Pengantar Redaksi Volume 78
Pengalaman bahwa betapa mudahnya kita kehilangan kemampuan untuk hidup dalam kebersamaan, sebagai keniscayaan kehidupan kebersamaan yang berat dan sulit diwujudkan. Hilangnya kebersamaan menjadi sumber penyebab timbulnya masalah yang esensial dalam perilaku kehidupan, yang bersumber dari manusia, sebagai makhluk hidup yang mempunyai kelebihan dibanding dengan makhluk hidup lainnya di muka bumi ini.
Kehilangan kebersamaan sebagai sumber perubahan perilaku yang esensial, dalam periode panjang berdampak negatif terhadap perubahan populasi makhluk lainnya, termasuk perubahan lingkungan, hutan dan kehutanan di dunia pada umumnya, termasuk di Indonesia, dalam 25 tahun, 50 tahun, 100 tahun yang lalu kondisinya tidaklah sama dengan kondisi hari ini.
Hal ini berkaitan dengan aspek manusia yang berdampak terhadap perilaku individu, dalam pengertian pengaturan dan pengelolaan hutan.
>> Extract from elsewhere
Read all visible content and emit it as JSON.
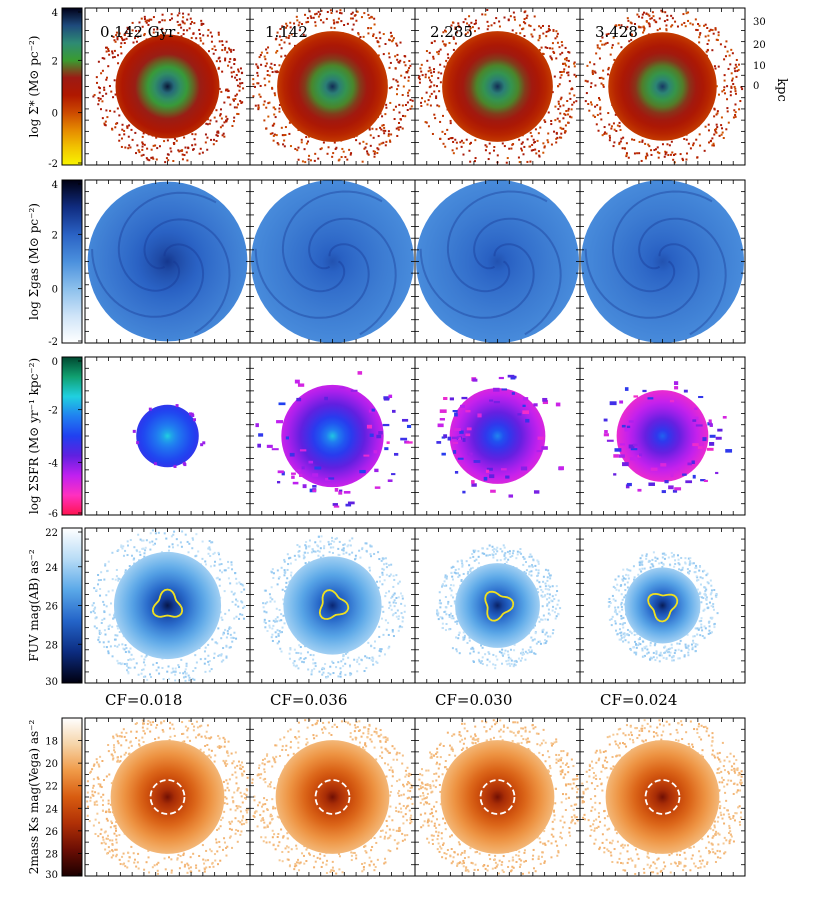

Kondisi hutan dan kehutanan Indonesia hari ini berbeda dengan kondisi beberapa dekade yang lalu, ini menunjukan pengaruh faktor manusia yang signifikan sebagai aspek peradaban secara luas.
Berbagai perubahan yang terjadi seperti : pertambahan populasi yang pesat, kemajuan IPTEK, berkembangnya model pembangunan untuk meraih kesejahteraan dan mengejar ketinggalan dari negara maju, terjadi dari waktu ke waktu mencakup perubahan IPOLEKSOSBUDHANKAM. Dampaknya dapat dirasakan oleh semua umat manusia, seperti: perubahan iklim, akibat berkurangnya tutupan vegetasi (termasuk hutan) untuk peruntukan berbagai kepentingan, antara lain: pemukiman, infrastruktur fisik, pertanian pangan, hortikultura, perkebunan, dll.
Belum lagi kelangkaan dan kecukupan air bersih, kecukupan energi dengan penggunaan energi fosil dan penambangan berbagai mineral berharga, yang ke semuanya itu berada di bawah lahan hutan. Banyak pihak berpaling kepada hutan dan kehutanan, yang dialamatkan kepada rimbawan dan institusinya, sebagai pihak yang paling bersalah. Namun bila dicerna dengan nalar bersih, Rimbawan dan institusi yang berkaitan dengan hutan dan kehutanan, adalah pihak korban penerima akibat yang tidak mampu dielakkan. Sedang pemegang otoritas kebijakan hutan dan kehutanan, dalam hal ini Pemerintah, seakan mampu mengatasi berbagai persoalan dengan menerbitkan banyak peraturan, Undang-undang dan peraturan perundang-undangan, namun pada kenyataannya masalah beranak pinak menjadi masalah yang semakin rumit.
Hari ini ada karena ada masa lalu; masa depan ada karena ada hari ini. Cara pandang dan cara pikir inilah yang harus menjadi perhatian untuk mengerem kekacauan atau kerusakan (enthrophy) yang terus meningkat di bumi Indonesia. Memang kita tidak harus mengedepankan anthrophosentrisme karena manusia harus menyeimbangkan dengan ecosentrisme, namun di lain sisi kita harus menyeimbangkan dimensi IPTEK, atau science dan teknologi, yang bersifat inter-objektif dengan dimensi hubungan antar manusia (societal conscience) yang bersifat inter-subjektif. Ini semua adalah Humanism yang dalam pengertian paham filsafat, menjunjung tinggi nilai dan kedudukan manusia serta menjadikannya sebagai kriteria segala sesuatu yang berkaitan dengan manusia atau dengan kata lain Memanusiakan Manusia. Pada sisi lain perlu jawaban mengenai seberapa jauh humanisme tersebut di atas bisa sebagai mindset untuk penanganan pembangunan (pengaturan dan pengelolaan) hutan (dan kehutanan) di Indonesia.
Melalui majalah Rimba Indonesia Volume 78 ini hasil pengamatan, pengalaman dan telaahan berbagai pihak, didokumentasikan sebagai masukan untuk mengembangkan kerangka berfikir dalam penanganan masalah pembangunan hutan dan kehutanan di Indonesia.
Selamat membaca. Selamat merayakan Proklamasi Kemerdekaan ke-79 Republik Indonesia. DIRGAHAYU RI.